Unlike Clinton, who got a cool response, Obama drew applause.
Clinton and McCain, the Illinois senator said, will "promise you anything, give you a long list of proposals and even come around with TV crews in town to throw back a shot and a beer." Clinton did that in Pennsylvania on Saturday.
Clinton had her own comments to defend: In job-starved western Pennsylvania, she conceded that her husband sometimes fumbled on the North American Free Trade Agreement, which he championed as president in 1993.
"As smart as my husband is, he does make mistakes," the New York senator said. She said she'd tell Canada and Mexico the agreement needed to be altered to address factors leading to U.S. job losses or the United States could pull out of it.
McCain took on Obama, too, though somewhat more gently. The Arizona senator called Obama's remarks "elitist," but refused to say whether he thought that Obama himself was elitist, saying he didn't know him well.

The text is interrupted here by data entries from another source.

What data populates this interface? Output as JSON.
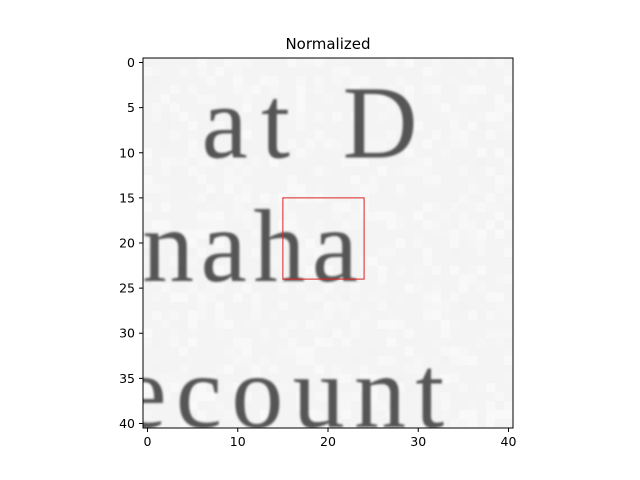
{
  "chart_data": {
    "type": "heatmap",
    "title": "Normalized",
    "xlabel": "",
    "ylabel": "",
    "xlim": [
      -0.5,
      40.5
    ],
    "ylim": [
      40.5,
      -0.5
    ],
    "x_ticks": [
      0,
      10,
      20,
      30,
      40
    ],
    "y_ticks": [
      0,
      5,
      10,
      15,
      20,
      25,
      30,
      35,
      40
    ],
    "colormap": "gray",
    "background_value": 0.96,
    "image_text_lines": [
      {
        "text": "at D",
        "baseline_row": 10.5,
        "start_col": 6
      },
      {
        "text": "naha",
        "baseline_row": 24.2,
        "start_col": -0.6
      },
      {
        "text": "ecount",
        "baseline_row": 40.4,
        "start_col": -3.0
      }
    ],
    "highlight_box": {
      "x0": 15,
      "y0": 15,
      "x1": 24,
      "y1": 24,
      "color": "#dd2222"
    }
  }
}
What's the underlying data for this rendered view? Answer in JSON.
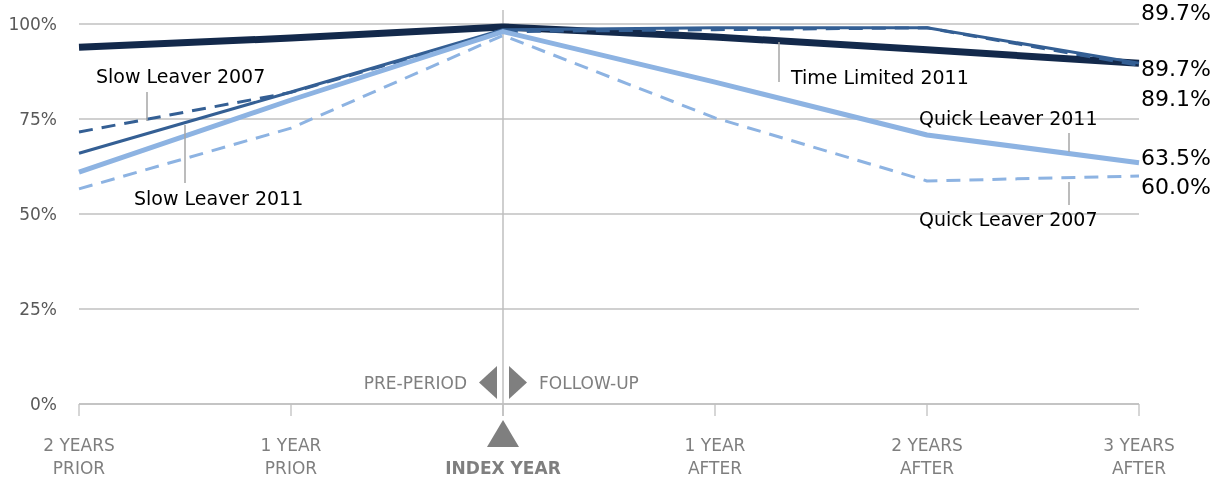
{
  "chart_data": {
    "type": "line",
    "categories": [
      "2 YEARS\nPRIOR",
      "1 YEAR\nPRIOR",
      "INDEX YEAR",
      "1 YEAR\nAFTER",
      "2 YEARS\nAFTER",
      "3 YEARS\nAFTER"
    ],
    "series": [
      {
        "name": "Time Limited 2011",
        "color": "#13294b",
        "line_style": "solid",
        "values": [
          93.9,
          96.3,
          99.2,
          96.6,
          93.2,
          89.7
        ],
        "value_labels": [
          null,
          null,
          null,
          null,
          null,
          "89.7%"
        ]
      },
      {
        "name": "Slow Leaver 2011",
        "color": "#345f94",
        "line_style": "solid",
        "values": [
          66,
          82.1,
          98.5,
          99,
          99,
          89.7
        ],
        "value_labels": [
          null,
          null,
          null,
          null,
          null,
          "89.7%"
        ]
      },
      {
        "name": "Slow Leaver 2007",
        "color": "#345f94",
        "line_style": "dashed",
        "values": [
          71.6,
          82,
          98,
          98.5,
          99,
          89.1
        ],
        "value_labels": [
          null,
          null,
          null,
          null,
          null,
          "89.1%"
        ]
      },
      {
        "name": "Quick Leaver 2011",
        "color": "#8db3e2",
        "line_style": "solid",
        "values": [
          61,
          80,
          98,
          84.7,
          70.8,
          63.5
        ],
        "value_labels": [
          null,
          null,
          null,
          null,
          null,
          "63.5%"
        ]
      },
      {
        "name": "Quick Leaver 2007",
        "color": "#8db3e2",
        "line_style": "dashed",
        "values": [
          56.6,
          72.6,
          97,
          75.3,
          58.7,
          60.0
        ],
        "value_labels": [
          null,
          null,
          null,
          null,
          null,
          "60.0%"
        ]
      }
    ],
    "ylim": [
      0,
      100
    ],
    "yticks": [
      {
        "value": 0,
        "label": "0%"
      },
      {
        "value": 25,
        "label": "25%"
      },
      {
        "value": 50,
        "label": "50%"
      },
      {
        "value": 75,
        "label": "75%"
      },
      {
        "value": 100,
        "label": "100%"
      }
    ],
    "grid": "y",
    "legend": false,
    "marker": "none",
    "ref_lines": [
      {
        "axis": "x",
        "value": "INDEX YEAR",
        "color": "#bfbfbf"
      }
    ],
    "annotations": [
      "PRE-PERIOD",
      "FOLLOW-UP"
    ]
  }
}
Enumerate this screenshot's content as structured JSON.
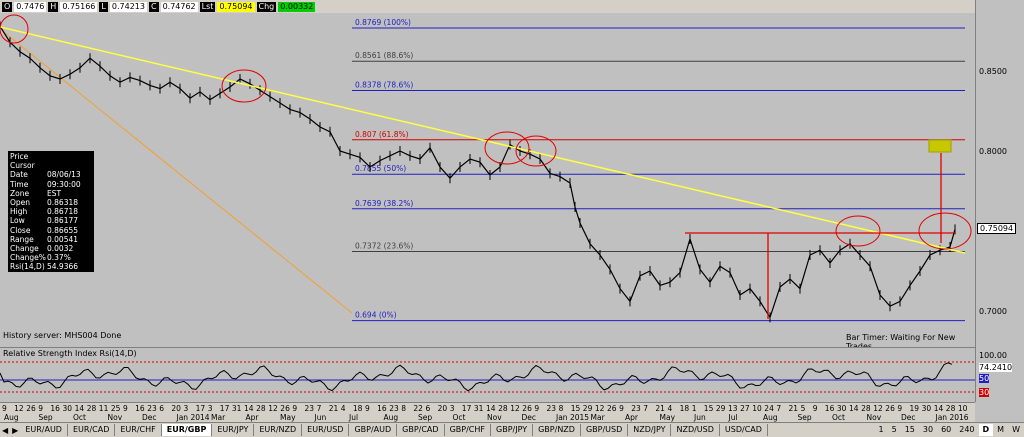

However, Rick Davis, McCain's campaign manager, blasted an e-mail memo saying that Obama's remarks "expose the out-of-touch beliefs to which John McCain offers stark contrast," and said that McCain understood patriotic small-town Americans.
Whether the flap is moving any voters in Pennsylvania from Obama to Clinton is uncertain.
Robin Miller, the manager of a sandwich shop, said Monday she was sticking with Obama. She described how her mother was laid off from her job just before Christmas and called herself "a little bitter."
"I didn't hear all of what [Obama] said, and the media twists a lot of things around," she said.